How To Use CPT Code 63307

CPT code 63307 describes the excision of an intraspinal lesion within the lumbar or sacral spine using a transperitoneal or retroperitoneal approach. This article will cover the description, procedure, qualifying circumstances, appropriate usage, documentation requirements, billing guidelines, historical information and billing examples.

1. What is CPT Code 63307?

CPT 63307 is used to describe the excision of an intraspinal lesion within the lumbar or sacral spine. This procedure involves the removal of a partial or complete segment of the vertebral body using either a transperitoneal or retroperitoneal approach. The purpose of this excision is to relieve pressure on the spinal cord caused by the intradural lesion.

2. Official Description

The official description of CPT code 63307 is: ‘Vertebral corpectomy (vertebral body resection), partial or complete, for excision of intraspinal lesion, single segment; intradural, lumbar or sacral by transperitoneal or retroperitoneal approach.’

3. Procedure

  1. The provider makes an incision either through the abdomen (transperitoneal approach) or through the back (retroperitoneal approach) to access the lumbar or sacral spine.
  2. Using surgical instruments, the provider removes the diseased or damaged portion of the vertebral body, which includes the intradural lesion.
  3. If necessary, the provider may also remove the intervertebral discs above and below the excised segment.
  4. To stabilize the spine, the provider inserts bolts or screws above and below the excised segment.
  5. A bone graft is then inserted into the vertebral gap to promote fusion and stability.
  6. To further enhance stability, a metal plate may be inserted and secured to the vertebrae.
  7. The incision is closed, and the patient is monitored for any post-operative complications.

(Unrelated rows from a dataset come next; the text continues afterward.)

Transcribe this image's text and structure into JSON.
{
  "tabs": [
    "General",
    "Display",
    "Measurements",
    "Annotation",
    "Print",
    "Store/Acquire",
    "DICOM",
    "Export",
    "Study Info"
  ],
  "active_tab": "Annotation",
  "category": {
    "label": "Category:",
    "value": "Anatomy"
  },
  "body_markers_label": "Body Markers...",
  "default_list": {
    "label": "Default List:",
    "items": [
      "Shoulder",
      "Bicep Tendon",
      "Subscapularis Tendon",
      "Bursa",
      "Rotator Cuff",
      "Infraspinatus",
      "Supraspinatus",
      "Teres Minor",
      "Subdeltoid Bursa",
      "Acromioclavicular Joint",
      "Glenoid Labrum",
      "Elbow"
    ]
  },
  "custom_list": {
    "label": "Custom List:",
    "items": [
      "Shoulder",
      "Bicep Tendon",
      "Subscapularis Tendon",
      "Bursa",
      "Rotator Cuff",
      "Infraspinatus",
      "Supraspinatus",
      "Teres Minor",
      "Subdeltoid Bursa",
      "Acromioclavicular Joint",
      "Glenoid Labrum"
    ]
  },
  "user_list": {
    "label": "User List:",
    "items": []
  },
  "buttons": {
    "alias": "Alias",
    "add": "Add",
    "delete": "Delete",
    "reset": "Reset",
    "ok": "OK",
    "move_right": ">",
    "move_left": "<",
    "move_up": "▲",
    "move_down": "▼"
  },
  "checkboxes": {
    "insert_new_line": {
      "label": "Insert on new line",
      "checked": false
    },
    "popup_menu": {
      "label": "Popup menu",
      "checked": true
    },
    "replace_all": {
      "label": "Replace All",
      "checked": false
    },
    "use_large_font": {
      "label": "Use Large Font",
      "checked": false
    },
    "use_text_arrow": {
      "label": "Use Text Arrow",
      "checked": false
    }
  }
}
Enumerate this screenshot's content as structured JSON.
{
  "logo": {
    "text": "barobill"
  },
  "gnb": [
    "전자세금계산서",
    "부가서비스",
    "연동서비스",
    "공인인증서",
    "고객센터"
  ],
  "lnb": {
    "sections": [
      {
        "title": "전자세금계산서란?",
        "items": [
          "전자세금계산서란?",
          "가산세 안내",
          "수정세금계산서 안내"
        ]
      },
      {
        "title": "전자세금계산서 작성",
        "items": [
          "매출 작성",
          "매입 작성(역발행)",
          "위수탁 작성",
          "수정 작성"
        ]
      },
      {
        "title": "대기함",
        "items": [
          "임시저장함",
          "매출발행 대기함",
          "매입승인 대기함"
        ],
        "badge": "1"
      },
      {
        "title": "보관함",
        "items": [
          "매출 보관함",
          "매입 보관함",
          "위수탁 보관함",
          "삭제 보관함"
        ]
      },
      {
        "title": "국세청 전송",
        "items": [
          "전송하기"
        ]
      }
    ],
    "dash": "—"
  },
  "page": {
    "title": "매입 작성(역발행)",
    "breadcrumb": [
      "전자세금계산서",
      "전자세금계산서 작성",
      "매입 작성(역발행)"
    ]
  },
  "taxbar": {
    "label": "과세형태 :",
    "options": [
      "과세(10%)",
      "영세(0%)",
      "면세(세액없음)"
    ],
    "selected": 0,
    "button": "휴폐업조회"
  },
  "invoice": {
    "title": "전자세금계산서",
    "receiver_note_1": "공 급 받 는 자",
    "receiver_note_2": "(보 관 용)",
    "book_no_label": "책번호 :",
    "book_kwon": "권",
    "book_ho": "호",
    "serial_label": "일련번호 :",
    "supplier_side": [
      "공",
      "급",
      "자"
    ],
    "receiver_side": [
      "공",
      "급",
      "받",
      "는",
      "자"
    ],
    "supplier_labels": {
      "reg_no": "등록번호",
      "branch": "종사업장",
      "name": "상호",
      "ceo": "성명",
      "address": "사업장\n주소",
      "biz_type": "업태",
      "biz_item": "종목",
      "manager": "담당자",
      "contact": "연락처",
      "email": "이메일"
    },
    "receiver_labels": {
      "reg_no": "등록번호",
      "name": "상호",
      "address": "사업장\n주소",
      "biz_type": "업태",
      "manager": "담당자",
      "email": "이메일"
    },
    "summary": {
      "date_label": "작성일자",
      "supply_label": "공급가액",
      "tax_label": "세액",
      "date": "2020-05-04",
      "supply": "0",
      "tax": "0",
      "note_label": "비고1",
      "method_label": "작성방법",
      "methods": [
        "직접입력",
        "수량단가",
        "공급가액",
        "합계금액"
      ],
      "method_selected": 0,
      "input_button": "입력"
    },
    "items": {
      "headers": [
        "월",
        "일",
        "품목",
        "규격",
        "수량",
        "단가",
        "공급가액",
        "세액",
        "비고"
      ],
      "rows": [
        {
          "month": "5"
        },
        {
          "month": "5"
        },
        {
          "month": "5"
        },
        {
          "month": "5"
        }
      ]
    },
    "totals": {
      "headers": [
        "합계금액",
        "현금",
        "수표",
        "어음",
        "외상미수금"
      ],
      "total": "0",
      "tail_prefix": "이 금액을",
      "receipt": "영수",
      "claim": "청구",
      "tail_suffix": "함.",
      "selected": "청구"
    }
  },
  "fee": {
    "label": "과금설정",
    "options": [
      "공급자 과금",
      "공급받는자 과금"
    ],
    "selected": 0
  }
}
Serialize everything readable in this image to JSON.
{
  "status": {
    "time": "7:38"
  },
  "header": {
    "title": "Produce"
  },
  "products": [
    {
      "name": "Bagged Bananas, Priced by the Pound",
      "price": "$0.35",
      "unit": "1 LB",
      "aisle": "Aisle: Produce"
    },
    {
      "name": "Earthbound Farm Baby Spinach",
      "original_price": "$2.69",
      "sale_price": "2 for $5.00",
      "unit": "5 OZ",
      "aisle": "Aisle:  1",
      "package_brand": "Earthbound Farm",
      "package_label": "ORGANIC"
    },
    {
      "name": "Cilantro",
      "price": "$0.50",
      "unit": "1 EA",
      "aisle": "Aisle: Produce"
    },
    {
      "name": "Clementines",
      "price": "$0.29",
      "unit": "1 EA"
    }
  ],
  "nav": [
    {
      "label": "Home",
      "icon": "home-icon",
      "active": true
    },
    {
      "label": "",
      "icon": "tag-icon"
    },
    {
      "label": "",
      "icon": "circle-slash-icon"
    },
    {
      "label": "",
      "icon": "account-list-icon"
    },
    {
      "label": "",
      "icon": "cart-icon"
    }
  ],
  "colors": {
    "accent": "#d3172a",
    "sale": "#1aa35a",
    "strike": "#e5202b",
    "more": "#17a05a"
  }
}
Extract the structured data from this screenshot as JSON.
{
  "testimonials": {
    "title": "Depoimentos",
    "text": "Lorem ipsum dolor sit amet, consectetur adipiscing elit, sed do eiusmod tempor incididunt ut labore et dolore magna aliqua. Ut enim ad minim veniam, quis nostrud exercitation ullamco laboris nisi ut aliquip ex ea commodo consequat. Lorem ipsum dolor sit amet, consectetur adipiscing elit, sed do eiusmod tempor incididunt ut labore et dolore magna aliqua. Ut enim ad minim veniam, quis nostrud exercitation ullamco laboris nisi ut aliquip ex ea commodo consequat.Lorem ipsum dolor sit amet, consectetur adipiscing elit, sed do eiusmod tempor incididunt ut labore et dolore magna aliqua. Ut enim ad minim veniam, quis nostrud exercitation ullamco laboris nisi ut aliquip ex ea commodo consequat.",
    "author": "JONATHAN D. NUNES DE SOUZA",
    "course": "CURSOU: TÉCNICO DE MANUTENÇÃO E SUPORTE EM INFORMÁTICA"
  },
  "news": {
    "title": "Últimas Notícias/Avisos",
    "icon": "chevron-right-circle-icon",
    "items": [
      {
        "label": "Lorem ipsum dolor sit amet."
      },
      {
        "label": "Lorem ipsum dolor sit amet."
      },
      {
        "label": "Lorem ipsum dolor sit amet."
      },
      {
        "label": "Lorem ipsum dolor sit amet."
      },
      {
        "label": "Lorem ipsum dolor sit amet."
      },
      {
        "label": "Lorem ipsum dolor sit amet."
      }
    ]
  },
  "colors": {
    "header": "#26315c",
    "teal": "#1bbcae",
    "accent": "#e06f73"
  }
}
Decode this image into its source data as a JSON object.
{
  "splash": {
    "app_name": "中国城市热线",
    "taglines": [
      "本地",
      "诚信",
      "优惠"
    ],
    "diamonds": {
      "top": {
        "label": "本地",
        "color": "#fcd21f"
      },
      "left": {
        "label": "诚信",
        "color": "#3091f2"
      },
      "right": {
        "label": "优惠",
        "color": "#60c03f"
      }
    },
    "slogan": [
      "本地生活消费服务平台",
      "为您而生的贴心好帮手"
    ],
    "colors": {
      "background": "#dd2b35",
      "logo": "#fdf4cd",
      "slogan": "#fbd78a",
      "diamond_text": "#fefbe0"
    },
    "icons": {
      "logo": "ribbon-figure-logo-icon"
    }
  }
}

4. Qualifying circumstances

CPT 63307 is performed on patients with intradural lesions within the lumbar or sacral spine. The procedure is typically reserved for cases where the lesion is causing significant pressure on the spinal cord and other conservative treatment options have been exhausted. The provider must use either a transperitoneal or retroperitoneal approach to access the affected area.

5. When to use CPT code 63307

CPT code 63307 should be used when a provider performs a vertebral corpectomy to excise an intraspinal lesion within the lumbar or sacral spine. This code is specific to cases where the lesion is intradural and requires a transperitoneal or retroperitoneal approach. It is important to note that CPT code 63307 should not be used for lesions in other regions of the spine or for lesions that are extradural.

6. Documentation requirements

To support a claim for CPT code 63307, the provider must document the following information:

  • Patient’s diagnosis and the presence of an intradural lesion within the lumbar or sacral spine
  • Approach used (transperitoneal or retroperitoneal)
  • Date of the procedure
  • Details of the excision, including the extent of the vertebral body resection
  • Any additional procedures performed, such as removal of intervertebral discs or insertion of bolts, screws, bone grafts, or metal plates
  • Any post-operative complications or follow-up care provided
  • Provider’s signature

7. Billing guidelines

When billing for CPT code 63307, ensure that the procedure meets the specific criteria outlined in the code description. The provider must perform a vertebral corpectomy for the excision of an intradural lesion within the lumbar or sacral spine using a transperitoneal or retroperitoneal approach. It is important to note that CPT code 63307 should not be reported with other codes for excision of vertebral bodies in different regions of the spine or for extradural lesions.

8. Historical information

CPT code 63307 was added to the Current Procedural Terminology system on January 1, 1990. The code has not undergone any updates since its addition. In 2017, it was also added to the Inpatient Only (IPO) list for Medicare reimbursement purposes.

9. Examples

  1. A patient undergoes a vertebral corpectomy using a transperitoneal approach to remove an intradural lesion within the lumbar spine.
  2. A provider performs a retroperitoneal vertebral corpectomy to excise an intradural lesion within the sacral spine.
  3. Using a transperitoneal approach, a surgeon performs a vertebral corpectomy to remove an intradural lesion within the lumbar spine and inserts bolts for stabilization.
  4. A patient undergoes a retroperitoneal vertebral corpectomy to excise an intradural lesion within the sacral spine and receives a bone graft for fusion.
  5. A provider performs a transperitoneal vertebral corpectomy to remove an intradural lesion within the lumbar spine and inserts a metal plate for additional stability.
  6. Using a retroperitoneal approach, a surgeon performs a vertebral corpectomy to excise an intradural lesion within the sacral spine and removes intervertebral discs above and below the excised segment.
  7. A patient undergoes a transperitoneal vertebral corpectomy to remove an intradural lesion within the lumbar spine and receives post-operative monitoring for any complications.